Clinical data from the CHAMPION study was used to establish this Class IIb recommendation for the CardioMEMS HF system within the guideline directed therapy, according to a press release.

“The ESC guideline for the CardioMEMS HF system provides direction for physicians who are working to appropriately treat our heart failure patients and reduce their risk of repeated heart failure hospitalizations,” says Giovanni Battista Perego from Istituto Auxologico Italiano, Milan, Italy.

The data supporting this decision include evidence based on the CHAMPION study, and applies to all Class III heart failure patients regardless of their ejection fraction, according to the release.

“We are very pleased to see the CardioMEMS HF system was included in the guidelines and congratulate the European Society of Cardiology for working to make this technology more widely available to benefit patients living with heart failure,” says Philip B Adamson, medical director and vice president of medical affairs for St Jude Medical.

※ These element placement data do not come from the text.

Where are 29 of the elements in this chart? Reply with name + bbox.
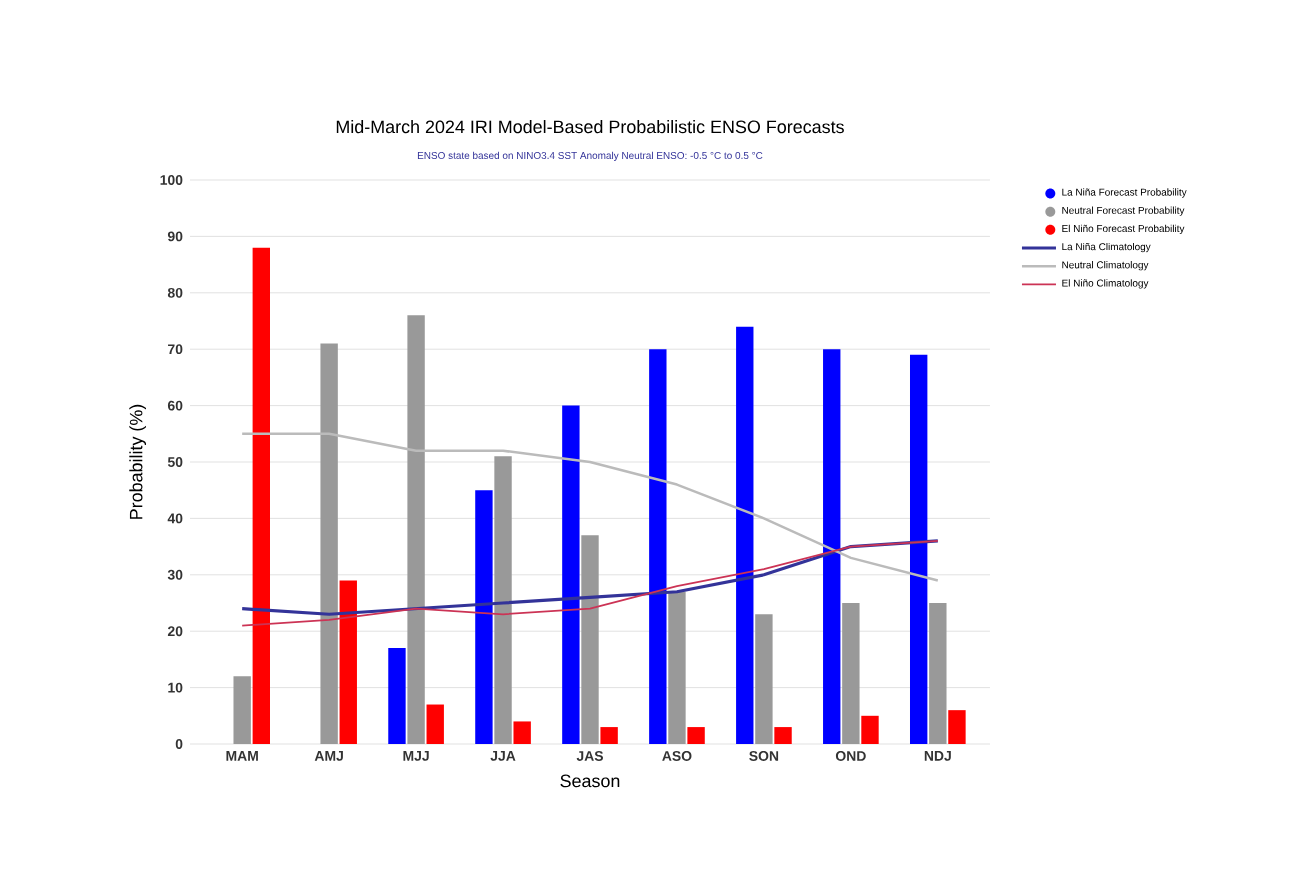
bar	[562, 405, 580, 744]
bar	[388, 648, 406, 744]
bar	[339, 580, 357, 744]
bar	[600, 727, 618, 744]
bar	[823, 349, 841, 744]
bar	[909, 354, 928, 744]
bar	[513, 721, 531, 744]
bar	[581, 535, 599, 744]
bar	[755, 614, 773, 744]
bar	[687, 727, 705, 744]
bar	[233, 676, 251, 744]
bar	[320, 343, 338, 744]
bar	[649, 349, 667, 744]
bar	[842, 603, 860, 744]
line-series	[240, 432, 940, 582]
bar	[494, 456, 512, 744]
x-axis-title: Season	[560, 774, 620, 788]
bar	[929, 603, 947, 744]
bar	[668, 591, 686, 744]
bar	[736, 326, 754, 744]
chart-title: Mid-March 2024 IRI Model-Based Probabilistic ENSO Forecasts	[336, 120, 844, 134]
bar	[774, 727, 792, 744]
bar	[948, 710, 966, 744]
bar	[861, 715, 879, 744]
bar	[252, 247, 270, 744]
bar	[475, 490, 493, 744]
bar	[426, 704, 444, 744]
y-axis-title: Probability (%)	[129, 404, 147, 519]
bar	[407, 315, 425, 744]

The CardioMEMS HF system is the first and only CE mark approved heart failure monitor that, when used by physicians, has been shown to significantly reduce heart failure hospital admissions and improve the quality of life in New York Heart Association (NYHA) Class III patients. Long-term, prospective data published in The Lancet supports the effectiveness of the CardioMEMS HF system at reducing heart failure hospitalisations by demonstrating the system can provide physicians with the haemodynamic data to proactively manage their heart failure patients.

The CHAMPION trial originally demonstrated a statistically and clinically significant 28% reduction in the rate of HF hospitalisations at six months, and a 37% reduction in HF hospitalisations during an average follow-up duration of 15 months.